Débouchez le chianti. Appelez deux ou trois filles du Bada Bing. Et sortez les cannoli du four. C'est jour de fête. Tony Soprano célèbre ses 10 ans d'existence télévisuelle.

Le 10 janvier 1999, la chaîne américaine HBO a introduit dans la culture populaire une famille américaine atypique à la fois fascinante, attachante et révoltante: les Soprano. Peuplée de personnages multifacettes magnifiquement ciselés par David Chase, cette saga sur la mafia du New Jersey a marqué le début d'un nouvel âge d'or de la télévision américaine, ouvrant la voie à des séries plus ambitieuses, plus audacieuses, plus complexes et, surtout, furieusement plus intelligentes.

 

Il existe un avant et un après Soprano, la plus grande oeuvre du petit écran américain, à mon avis. La télé pré-Soprano s'écarte peu des sentiers battus et se cantonne dans la sitcom. La télé post-Soprano muscle le cerveau et stimule les neurones. Elle se colle au cinéma et présente des personnages tordus, qui s'enlisent dans des intrigues denses et touffues.

La télé post-Soprano, loin d'abrutir, au contraire, c'est The Wire, une formidable incursion dans les milieux criminels de Baltimore. Une série minutieuse, d'une précision chirurgicale, qui nous catapulte directement dans des HLM crasseux ou dans les locaux enfumés d'un syndicat de débardeurs bourrus.

La télé post-Soprano regorge de personnages plutôt antipathiques (bonjour Meredith Grey), qui finissent par attraper notre coeur (re-bonjour Meredith Grey). Elle ose montrer des gens détestables ou ambigus, bourrés de défauts, mais dont l'humanité transcende les pires vices. Comme Dr House (Hugh Laurie) ou la féroce Patty Hewes (superbe Glenn Close) dans l'excellente série Dommages et intérêts.

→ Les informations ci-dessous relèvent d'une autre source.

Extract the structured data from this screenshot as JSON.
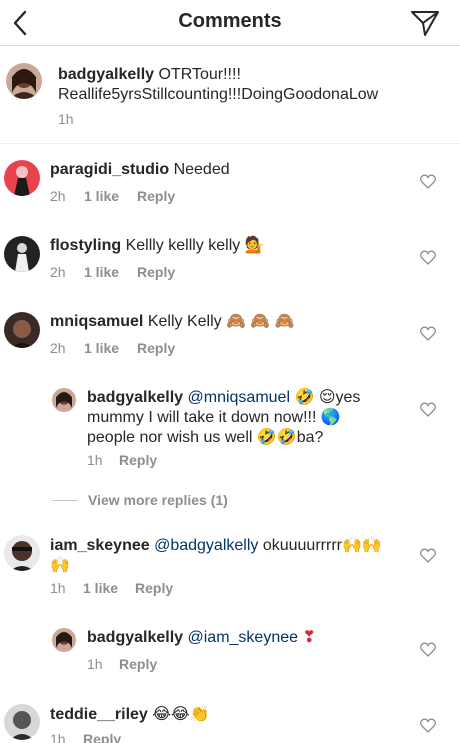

La télé post-Soprano démêle des histoires imbriquées les unes dans les autres sur plusieurs saisons. Elle commande un engagement du téléspectateur comme jamais auparavant. Prenez Perdus, par exemple, ou flottent les Autres, le bateau de Whitmore, l'expérience Dharma et les monstres grouillant aux quatre coins de l'île. En quatre saisons, Perdus a égrené les indices, multiplié les revirements et quasiment triplé sa distribution. Toutes les réponses ne débouleront probablement pas avant 2010, quand l'émission quittera l'antenne pour toujours.

Ces complications rebutent-elles les mordus? Que non. Lost compte ses fans par millions.

La télé post-Soprano explore des univers étranges sans sombrer dans la bête caricature. Qui aurait pu prédire qu'une série centrée sur un salon funéraire comme Six pieds sous terre (allô l'ambiance déprimante) allait autant nous émouvoir et nous faire pleurer? Qui aurait cru que le deuil de Nate, Brenda, Claire, David et Ruth allait être si difficile à faire?

La télé post-Soprano démolit les tabous. Prenons Weeds, où une jolie mère de famille (Mary-Louise Parker) de banlieue aisée vend du pot pour arrondir ses fins de mois. Mettons qu'une maman qui expose volontairement sa progéniture au crime organisé, ça ne rafle pas le prix du parent de l'année. Pourtant, Weeds nous renvoie l'image d'un clan uni, aimant et quasi normal. Et cette comédie hilarante incarne parfaitement la télé américaine innovatrice, décapante et pas politically correct pour deux sous.

La télé post-Soprano force les chaînes conventionnelles à accoucher de séries moins pépères. Suffit de suivre Beautés désespérées et Chère Betty pour le constater. Suffit aussi de se brancher sur 24 heures chrono pour peaufiner ses connaissances de l'appareil gouvernemental américain.

La télé post-Soprano, c'est aussi des comédies décalées comme Arrested Development ou des productions très crues comme Nip/Tuck ou Dexter.

Et malheureusement, la télé post-Soprano se passe sans Tony Soprano, sa charmante épouse Carmela, le tordant Paulie et le colérique Christopher. Dieu que je m'ennuie d'eux.

Je lévite

Avec The Little Ones. Amateurs de The Shins, vous adorerez ce band californien qui bricole de la pop indie très hop la vie. À télécharger: Morning Tide.

Je l'évite

Les pubs à LCN. Après le bain doté d'une porte et l'épilateur à moustache féminine, la chaîne d'info continue de TVA diffuse ces jours-ci la réclame d'un bidule servant à polir des griffes de chien. (W) ouf! Sérieusement, qui achète ces gogosses?